Mexican businessman (born 1961)

Agustín Coppel Luken (born 1961) is a Mexican businessman. He is the Chairman of the Board of Directors of the Mexican retail and financial services company Grupo Coppel and was previously the Group's CEO. He is known for leading Coppel's diversification into banking and retirement funds through the creation of subsidiaries BanCoppel and Afore Coppel.

== Early life and education ==
Agustín Coppel Luken was born in Culiacán, Sinaloa. He earned a degree in marketing from the Monterrey Institute of Technology and Higher Education (ITESM).

His father, Enrique Coppel Tamayo, founded Grupo Coppel in Sinaloa in 1941. In 1982, his eldest son Enrique Coppel Luken assumed the management of the company, and in 2008 Agustín was appointed CEO and Chairman of Grupo Coppel.

== Career ==
In the early part of his career, Coppel Luken tended registers at Coppel stores and then was placed in charge of clothing and furniture, before becoming store manager.

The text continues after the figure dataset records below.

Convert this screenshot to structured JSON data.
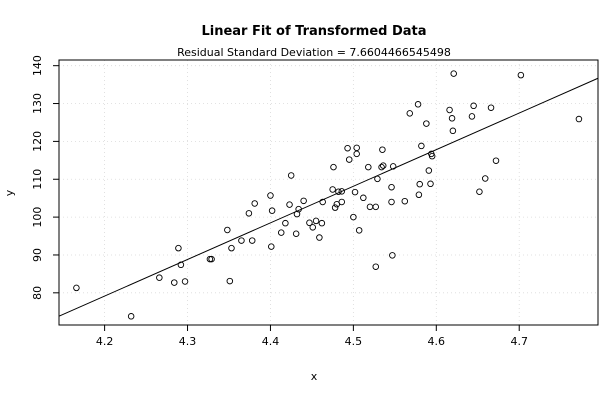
{
  "chart_data": {
    "type": "scatter",
    "title": "Linear Fit of Transformed Data",
    "subtitle": "Residual Standard Deviation =  7.6604466545498",
    "xlabel": "x",
    "ylabel": "y",
    "xlim": [
      4.145,
      4.795
    ],
    "ylim": [
      71.5,
      141.5
    ],
    "xticks": [
      4.2,
      4.3,
      4.4,
      4.5,
      4.6,
      4.7
    ],
    "xtick_labels": [
      "4.2",
      "4.3",
      "4.4",
      "4.5",
      "4.6",
      "4.7"
    ],
    "yticks": [
      80,
      90,
      100,
      110,
      120,
      130,
      140
    ],
    "ytick_labels": [
      "80",
      "90",
      "100",
      "110",
      "120",
      "130",
      "140"
    ],
    "grid": true,
    "fit_line": {
      "intercept": -327.0,
      "slope": 96.7
    },
    "points": [
      {
        "x": 4.166,
        "y": 81.3
      },
      {
        "x": 4.232,
        "y": 73.8
      },
      {
        "x": 4.266,
        "y": 84.0
      },
      {
        "x": 4.284,
        "y": 82.7
      },
      {
        "x": 4.289,
        "y": 91.8
      },
      {
        "x": 4.292,
        "y": 87.4
      },
      {
        "x": 4.297,
        "y": 83.0
      },
      {
        "x": 4.327,
        "y": 88.9
      },
      {
        "x": 4.329,
        "y": 88.9
      },
      {
        "x": 4.348,
        "y": 96.6
      },
      {
        "x": 4.351,
        "y": 83.1
      },
      {
        "x": 4.353,
        "y": 91.8
      },
      {
        "x": 4.365,
        "y": 93.8
      },
      {
        "x": 4.374,
        "y": 101.0
      },
      {
        "x": 4.378,
        "y": 93.8
      },
      {
        "x": 4.381,
        "y": 103.6
      },
      {
        "x": 4.4,
        "y": 105.7
      },
      {
        "x": 4.401,
        "y": 92.2
      },
      {
        "x": 4.402,
        "y": 101.7
      },
      {
        "x": 4.413,
        "y": 95.9
      },
      {
        "x": 4.418,
        "y": 98.4
      },
      {
        "x": 4.423,
        "y": 103.3
      },
      {
        "x": 4.425,
        "y": 111.0
      },
      {
        "x": 4.431,
        "y": 95.6
      },
      {
        "x": 4.432,
        "y": 100.8
      },
      {
        "x": 4.434,
        "y": 102.1
      },
      {
        "x": 4.44,
        "y": 104.3
      },
      {
        "x": 4.447,
        "y": 98.5
      },
      {
        "x": 4.451,
        "y": 97.3
      },
      {
        "x": 4.455,
        "y": 99.0
      },
      {
        "x": 4.459,
        "y": 94.6
      },
      {
        "x": 4.462,
        "y": 98.4
      },
      {
        "x": 4.463,
        "y": 104.0
      },
      {
        "x": 4.475,
        "y": 107.3
      },
      {
        "x": 4.476,
        "y": 113.2
      },
      {
        "x": 4.478,
        "y": 102.5
      },
      {
        "x": 4.48,
        "y": 103.4
      },
      {
        "x": 4.482,
        "y": 106.7
      },
      {
        "x": 4.486,
        "y": 104.0
      },
      {
        "x": 4.486,
        "y": 106.8
      },
      {
        "x": 4.493,
        "y": 118.2
      },
      {
        "x": 4.495,
        "y": 115.2
      },
      {
        "x": 4.5,
        "y": 100.0
      },
      {
        "x": 4.502,
        "y": 106.6
      },
      {
        "x": 4.504,
        "y": 118.3
      },
      {
        "x": 4.504,
        "y": 116.7
      },
      {
        "x": 4.507,
        "y": 96.5
      },
      {
        "x": 4.512,
        "y": 105.1
      },
      {
        "x": 4.518,
        "y": 113.2
      },
      {
        "x": 4.52,
        "y": 102.7
      },
      {
        "x": 4.527,
        "y": 102.7
      },
      {
        "x": 4.527,
        "y": 86.9
      },
      {
        "x": 4.529,
        "y": 110.1
      },
      {
        "x": 4.534,
        "y": 113.2
      },
      {
        "x": 4.536,
        "y": 113.6
      },
      {
        "x": 4.535,
        "y": 117.8
      },
      {
        "x": 4.546,
        "y": 104.0
      },
      {
        "x": 4.546,
        "y": 107.9
      },
      {
        "x": 4.547,
        "y": 89.9
      },
      {
        "x": 4.548,
        "y": 113.4
      },
      {
        "x": 4.562,
        "y": 104.2
      },
      {
        "x": 4.568,
        "y": 127.4
      },
      {
        "x": 4.578,
        "y": 129.8
      },
      {
        "x": 4.579,
        "y": 105.9
      },
      {
        "x": 4.58,
        "y": 108.7
      },
      {
        "x": 4.582,
        "y": 118.8
      },
      {
        "x": 4.588,
        "y": 124.7
      },
      {
        "x": 4.591,
        "y": 112.3
      },
      {
        "x": 4.593,
        "y": 108.8
      },
      {
        "x": 4.594,
        "y": 116.7
      },
      {
        "x": 4.595,
        "y": 116.1
      },
      {
        "x": 4.616,
        "y": 128.3
      },
      {
        "x": 4.619,
        "y": 126.1
      },
      {
        "x": 4.62,
        "y": 122.8
      },
      {
        "x": 4.621,
        "y": 137.9
      },
      {
        "x": 4.643,
        "y": 126.6
      },
      {
        "x": 4.645,
        "y": 129.4
      },
      {
        "x": 4.652,
        "y": 106.7
      },
      {
        "x": 4.659,
        "y": 110.2
      },
      {
        "x": 4.666,
        "y": 128.9
      },
      {
        "x": 4.672,
        "y": 114.9
      },
      {
        "x": 4.702,
        "y": 137.5
      },
      {
        "x": 4.772,
        "y": 125.9
      }
    ]
  }
}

He rose within the company, eventually becoming the Group's Director of Marketing and Distribution Operations.

In April 2007, Coppel Luken became the first president of the newly founded BanCoppel.

In November 2007, he led the initiative to acquire the mortgage lender Crédito y Casa, which Expansión noted made Coppel the first Mexican company to combine retail, banking and mortgage services.

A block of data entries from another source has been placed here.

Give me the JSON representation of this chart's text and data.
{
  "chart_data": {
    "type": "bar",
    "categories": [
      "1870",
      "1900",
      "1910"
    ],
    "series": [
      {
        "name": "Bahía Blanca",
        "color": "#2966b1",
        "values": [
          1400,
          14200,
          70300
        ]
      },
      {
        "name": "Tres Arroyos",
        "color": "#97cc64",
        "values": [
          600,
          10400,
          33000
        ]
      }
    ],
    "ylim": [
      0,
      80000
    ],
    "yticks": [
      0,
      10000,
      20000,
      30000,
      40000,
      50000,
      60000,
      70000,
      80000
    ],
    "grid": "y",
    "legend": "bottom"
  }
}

In 2008 Coppel Luken was appointed CEO and Chairman of Grupo Coppel. He played an active role in the company's international expansion, launching operations in Brazil and Argentina in 2010.

In 2013, he received the Montblanc de la Culture Arts Patronage Award.

In 2015, Coppel Luken led the company's acquisition of the discount department store chain Viana for 2.5 billion pesos.

In September 2020, Coppel Luken introduced the company's move to open the clothing and footwear outlet store chain Fashion Market and the motorcycle store Coppel Motos.

In 2024, Coppel Luken was awarded the Gold Medal from the Americas Society and was included in Expansións list of "The 100 Most Important Businesspeople in Mexico," ranking among the top 10 entrepreneurs who generate the most jobs in the country.

Coppel Luken is the honorary chairman of the Foro Mar de Cortés, a civil organization that promotes sustainable development in several Mexican states.

In July 2025, Grupo Coppel announced a new leadership structure where Coppel Luken remained Chairman of the Board, while his nephew, Diego Coppel Sullivan, assumed the role of CEO.

Coppel Luken is also a board member of the Mexicanos Primero foundation. He supports the Botanical and Zoological Society of Sinaloa and provides donations to the Culiacán Botanical Garden.

== Personal life ==
Coppel Luken and his wife founded the non-profit organization Colección Isabel y Agustín Coppel (CIAC A.C.), which supports the research and dissemination of art through various artistic projects and contemporary practice research.